Kategorie: Gedichte

  • Der Klang des Ganges des Wassers

    Ein Gedicht von Sohrab Sepehri (1928 – 1980); erschienen im Jahr 1965
    Auszugsweise Übersetzung aus dem Persischen von Afsane Bahar

     

    ۞۞۞

    den stillen Nächten meiner Mutter gewidmet

     

    Ich stamme von Kashan.
    Mir geht es nicht schlecht.
    Ich habe ein Stück Brot,
    ein bisschen Intelligenz
    und eine Nadelspitze Geschmack.
    Ich habe eine Mutter,
    besser als das Blatt des Baumes.
    Freunde, besser als das fließende Wasser.

    Und ich habe einen Gott, der hier in der Nähe ist:
    zwischen den Levkojen,
    am Fuß jener hohen Tanne,
    in dem Bewusstsein des Wassers,
    in dem Gesetz der Pflanze.

    Ich bin ein Moslem.
    Beim Beten beuge ich mich in Richtung einer Rose.
    Mein Gebetstuch ist eine Wasserquelle,
    mein Gebetsstein das Licht,
    mein Gebetsteppich die Ebene.
    Mit dem Pulsschlag der Fenster
    nehme ich meine religiöse Körperwaschung vor.
    In meinem Gebet bewegt sich der Mond,
    fließt das Lichtspektrum.
    Hinter meinem Beten ist der Stein sichtbar:
    alle Teilchen meines Betens sind zu Kristallen geworden.
    Ich bete dann,
    wenn der Wind zum Gebet aufgerufen hat
    auf dem Wipfel der Zypresse.

    Ich habe Sachen auf dieser Erde gesehen:
    Ich sah ein Kind,
    das an dem Mond schnupperte.
    Ich sah einen Käfig ohne Tür,
    die Helligkeit flatterte in ihm herum.
    Ich sah eine Leiter,
    die Liebe stieg auf sie zum Dach des Himmels.
    Ich sah eine Frau,
    die das Licht in einer Reibeschale zerrieb.
    Zum Mittag war Brot auf ihrer Essensdecke
    das Grüne,
    der Teller mit Tau,
    die heiße Schüssel der Liebe.
    Ich sah einen Bettler,
    der ging von Tür zu Tür
    und verlangte nach dem Gesang der Lerche.

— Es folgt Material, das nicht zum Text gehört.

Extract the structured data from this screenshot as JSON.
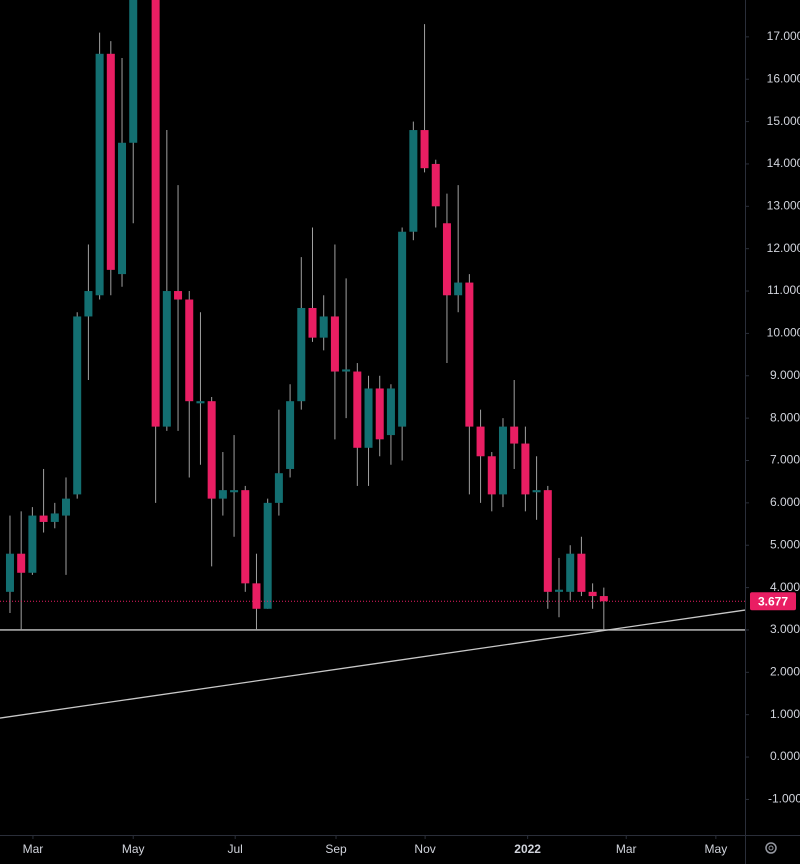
{
  "chart_data": {
    "type": "candlestick",
    "x": [
      0,
      1,
      2,
      3,
      4,
      5,
      6,
      7,
      8,
      9,
      10,
      11,
      13,
      14,
      15,
      16,
      17,
      18,
      19,
      20,
      21,
      22,
      23,
      24,
      25,
      26,
      27,
      28,
      29,
      30,
      31,
      32,
      33,
      34,
      35,
      36,
      37,
      38,
      39,
      40,
      41,
      42,
      43,
      44,
      45,
      46,
      47,
      48,
      49,
      50,
      51,
      52,
      53
    ],
    "open": [
      3.9,
      4.8,
      4.35,
      5.7,
      5.55,
      5.7,
      6.2,
      10.4,
      10.9,
      16.6,
      11.4,
      14.5,
      18.2,
      7.8,
      11.0,
      10.8,
      8.35,
      8.4,
      6.1,
      6.25,
      6.3,
      4.1,
      3.5,
      6.0,
      6.8,
      8.4,
      10.6,
      9.9,
      10.4,
      9.1,
      9.1,
      7.3,
      8.7,
      7.6,
      7.8,
      12.4,
      14.8,
      14.0,
      12.6,
      10.9,
      11.2,
      7.8,
      7.1,
      6.2,
      7.8,
      7.4,
      6.25,
      6.3,
      3.9,
      3.9,
      4.8,
      3.9,
      3.8
    ],
    "high": [
      5.7,
      5.8,
      5.9,
      6.8,
      6.0,
      6.6,
      10.5,
      12.1,
      17.1,
      16.9,
      16.5,
      18.3,
      18.3,
      14.8,
      13.5,
      11.0,
      10.5,
      8.5,
      7.2,
      7.6,
      6.4,
      4.8,
      6.1,
      8.2,
      8.8,
      11.8,
      12.5,
      10.9,
      12.1,
      11.3,
      9.3,
      9.0,
      9.0,
      8.8,
      12.5,
      15.0,
      17.3,
      14.1,
      13.3,
      13.5,
      11.4,
      8.2,
      7.2,
      8.0,
      8.9,
      7.8,
      7.1,
      6.4,
      4.7,
      5.0,
      5.2,
      4.1,
      4.0
    ],
    "low": [
      3.4,
      3.0,
      4.3,
      5.3,
      5.4,
      4.3,
      6.1,
      8.9,
      10.8,
      10.9,
      11.1,
      12.6,
      6.0,
      7.7,
      7.7,
      6.6,
      6.9,
      4.5,
      5.7,
      5.2,
      3.9,
      3.0,
      3.5,
      5.7,
      6.6,
      8.2,
      9.8,
      9.6,
      7.5,
      8.0,
      6.4,
      6.4,
      7.1,
      6.9,
      7.0,
      12.2,
      13.8,
      12.5,
      9.3,
      10.5,
      6.2,
      6.0,
      5.8,
      5.9,
      6.8,
      5.8,
      5.6,
      3.5,
      3.3,
      3.7,
      3.8,
      3.5,
      3.0
    ],
    "close": [
      4.8,
      4.35,
      5.7,
      5.55,
      5.75,
      6.1,
      10.4,
      11.0,
      16.6,
      11.5,
      14.5,
      18.2,
      7.8,
      11.0,
      10.8,
      8.4,
      8.4,
      6.1,
      6.3,
      6.3,
      4.1,
      3.5,
      6.0,
      6.7,
      8.4,
      10.6,
      9.9,
      10.4,
      9.1,
      9.15,
      7.3,
      8.7,
      7.5,
      8.7,
      12.4,
      14.8,
      13.9,
      13.0,
      10.9,
      11.2,
      7.8,
      7.1,
      6.2,
      7.8,
      7.4,
      6.2,
      6.3,
      3.9,
      3.95,
      4.8,
      3.9,
      3.8,
      3.677
    ],
    "up_color": "#136f71",
    "down_color": "#e91e63",
    "xlim": [
      -0.89,
      65.6
    ],
    "xticks": [
      {
        "value": 2.05,
        "label": "Mar"
      },
      {
        "value": 11,
        "label": "May"
      },
      {
        "value": 20.1,
        "label": "Jul"
      },
      {
        "value": 29.1,
        "label": "Sep"
      },
      {
        "value": 37.05,
        "label": "Nov"
      },
      {
        "value": 46.2,
        "label": "2022"
      },
      {
        "value": 55,
        "label": "Mar"
      },
      {
        "value": 63,
        "label": "May"
      }
    ],
    "ylim": [
      -1.84,
      17.87
    ],
    "yticks": [
      {
        "value": -1,
        "label": "-1.000"
      },
      {
        "value": 0,
        "label": "0.000"
      },
      {
        "value": 1,
        "label": "1.000"
      },
      {
        "value": 2,
        "label": "2.000"
      },
      {
        "value": 3,
        "label": "3.000"
      },
      {
        "value": 4,
        "label": "4.000"
      },
      {
        "value": 5,
        "label": "5.000"
      },
      {
        "value": 6,
        "label": "6.000"
      },
      {
        "value": 7,
        "label": "7.000"
      },
      {
        "value": 8,
        "label": "8.000"
      },
      {
        "value": 9,
        "label": "9.000"
      },
      {
        "value": 10,
        "label": "10.000"
      },
      {
        "value": 11,
        "label": "11.000"
      },
      {
        "value": 12,
        "label": "12.000"
      },
      {
        "value": 13,
        "label": "13.000"
      },
      {
        "value": 14,
        "label": "14.000"
      },
      {
        "value": 15,
        "label": "15.000"
      },
      {
        "value": 16,
        "label": "16.000"
      },
      {
        "value": 17,
        "label": "17.000"
      }
    ],
    "hlines": [
      3
    ],
    "trendline": {
      "x": [
        -0.89,
        65.6
      ],
      "y": [
        0.92,
        3.47
      ]
    },
    "last_price": 3.677
  }
}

    Ich stamme von Kashan, aber
    Kashan ist nicht meine Stadt.
    Meine Stadt ist abhanden gekommen.
    Ich habe kraftvoll, fieberhaft
    auf der anderen Seite der Nacht ein Haus gebaut.

    In diesem Haus bin ich der feuchten Anonymität des Grases nah.
    Ich höre das Atemgeräusch des Beetes
    und die Stimme der Dunkelheit,
    wenn sie von einem Blatt herunterfällt,
    und das Geräusch des Hustens der Helligkeit hinter dem Baum,
    das Niesen des Wassers aus einer Öffnung des Steines,
    das Klopfen der Schwalbe am Dach des Frühlings.
    Und den klaren Klang des Auf- und Zugehens des Fensters der Einsamkeit.
    Und den reinen Klang der verborgenen Häutung der Liebe,
    das Sich-Zusammenballen der Neigung zum Fliegen in dem Flügel,
    und die Entstehung von Rissen in der Selbstbeherrschung des Geistes.
    Ich höre den Klang des Ganges des Verlangens .

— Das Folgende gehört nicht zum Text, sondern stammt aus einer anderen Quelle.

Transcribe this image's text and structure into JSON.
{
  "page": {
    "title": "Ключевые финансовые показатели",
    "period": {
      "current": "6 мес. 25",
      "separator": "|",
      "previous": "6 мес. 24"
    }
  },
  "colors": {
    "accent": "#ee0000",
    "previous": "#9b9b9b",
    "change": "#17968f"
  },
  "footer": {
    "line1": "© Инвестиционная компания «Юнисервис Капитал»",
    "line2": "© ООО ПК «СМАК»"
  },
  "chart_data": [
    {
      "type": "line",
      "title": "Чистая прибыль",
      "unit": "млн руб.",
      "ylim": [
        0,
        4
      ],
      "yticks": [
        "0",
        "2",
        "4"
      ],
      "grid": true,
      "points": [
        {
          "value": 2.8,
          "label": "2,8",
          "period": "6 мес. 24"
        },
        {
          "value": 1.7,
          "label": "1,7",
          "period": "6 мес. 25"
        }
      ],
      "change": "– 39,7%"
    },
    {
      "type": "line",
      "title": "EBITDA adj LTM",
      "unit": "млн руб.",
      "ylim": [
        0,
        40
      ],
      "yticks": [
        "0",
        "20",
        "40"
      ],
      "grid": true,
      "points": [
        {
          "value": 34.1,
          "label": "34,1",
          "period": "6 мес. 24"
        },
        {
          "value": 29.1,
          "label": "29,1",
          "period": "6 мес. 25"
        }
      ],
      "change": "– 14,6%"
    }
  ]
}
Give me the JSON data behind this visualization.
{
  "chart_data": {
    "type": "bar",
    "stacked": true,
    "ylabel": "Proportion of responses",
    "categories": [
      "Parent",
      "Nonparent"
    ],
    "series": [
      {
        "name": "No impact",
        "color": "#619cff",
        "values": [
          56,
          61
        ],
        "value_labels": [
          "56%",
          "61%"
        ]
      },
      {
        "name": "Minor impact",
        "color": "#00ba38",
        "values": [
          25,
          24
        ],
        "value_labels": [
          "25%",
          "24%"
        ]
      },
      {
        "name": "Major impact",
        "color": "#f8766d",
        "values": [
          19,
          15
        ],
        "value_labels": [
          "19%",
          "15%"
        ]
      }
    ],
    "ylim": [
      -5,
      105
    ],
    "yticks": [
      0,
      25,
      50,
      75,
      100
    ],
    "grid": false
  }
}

    Ich bin dem Anfang der Erde nah.
    Ich fühle den Puls der Blumen.
    Ich bin vertraut mit dem feuchten Schicksal des Wassers,
    mit der grünen Gewohnheit des Baumes. . .

    Ich habe keine zwei Pinien gesehen, die miteinander verfeindet sind.
    Ich habe keinen Weidenbaum gesehen,
    der der Erde seinen Schatten verkauft.
    Umsonst schenkt die Ulme der Krähe seinen Ast.
    Überall wo ein Blatt ist, blüht meine Leidenschaft auf. . .

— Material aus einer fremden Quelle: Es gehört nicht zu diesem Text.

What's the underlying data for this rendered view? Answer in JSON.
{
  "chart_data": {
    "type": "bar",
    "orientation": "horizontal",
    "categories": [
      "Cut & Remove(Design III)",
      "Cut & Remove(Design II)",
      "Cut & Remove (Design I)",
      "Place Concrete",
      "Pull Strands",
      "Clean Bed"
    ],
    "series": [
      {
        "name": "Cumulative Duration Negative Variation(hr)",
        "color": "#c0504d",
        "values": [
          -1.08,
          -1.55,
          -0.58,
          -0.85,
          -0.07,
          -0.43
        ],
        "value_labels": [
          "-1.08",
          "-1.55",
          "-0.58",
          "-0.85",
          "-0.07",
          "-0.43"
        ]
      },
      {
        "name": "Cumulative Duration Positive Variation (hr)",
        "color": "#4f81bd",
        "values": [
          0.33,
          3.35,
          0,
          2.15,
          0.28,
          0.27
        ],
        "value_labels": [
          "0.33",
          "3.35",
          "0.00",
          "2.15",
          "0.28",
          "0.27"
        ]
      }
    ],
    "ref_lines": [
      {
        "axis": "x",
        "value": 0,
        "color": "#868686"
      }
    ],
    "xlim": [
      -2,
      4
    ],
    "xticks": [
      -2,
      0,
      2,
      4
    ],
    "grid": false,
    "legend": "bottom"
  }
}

    Ich weiß es nicht, wieso sie sagen:
    das Pferd ist ein edles Tier,
    die Taube ist schön.
    Und wieso ist im Käfig von keinem ein Geier.
    Was hat die Kleeblüte weniger als die rote Tulpe.
    Die Augen muss man waschen,
    auf eine andere Weise muss betrachtet werden.
    Die Wörter muss man waschen.
    Das Wort muss in sich selbst der Wind,
    das Wort muss in sich selbst der Regen sein. . .

    Entfernen wir das Bedeckende:
    lassen wir das Gefühl in frischer Luft spazieren gehen.
    Lassen wir die Reife unter jedem Gebüsch übernachten.
    Lassen wir den Instinkt dem Spielen nachgehen,
    die Schuhe ausziehen
    und den Jahreszeiten hinterher über die Blumen springen.
    Lassen wir die Einsamkeit singen,
    Verse verfassen,
    auf die Straße gehen.

    Seien wir einfach.
    Seien wir einfach sowohl an einem Bankschalter
    als auch unter einem Baum.
    Es ist nicht unsere Aufgabe, das „Geheimnis“ der Rose zu erforschen,
    es ist vielleicht unsere Aufgabe,
    dass wir im „Zauber“ der Rose schwimmen,
    hinter dem Wissen Zelte aufschlagen,
    die Hände in der Anziehung eines Blattes waschen
    und dann zum Gedeck gehen,
    morgens, wenn die Sonne aufgeht, geboren werden
    und die Aufregungen fliegen lassen. . .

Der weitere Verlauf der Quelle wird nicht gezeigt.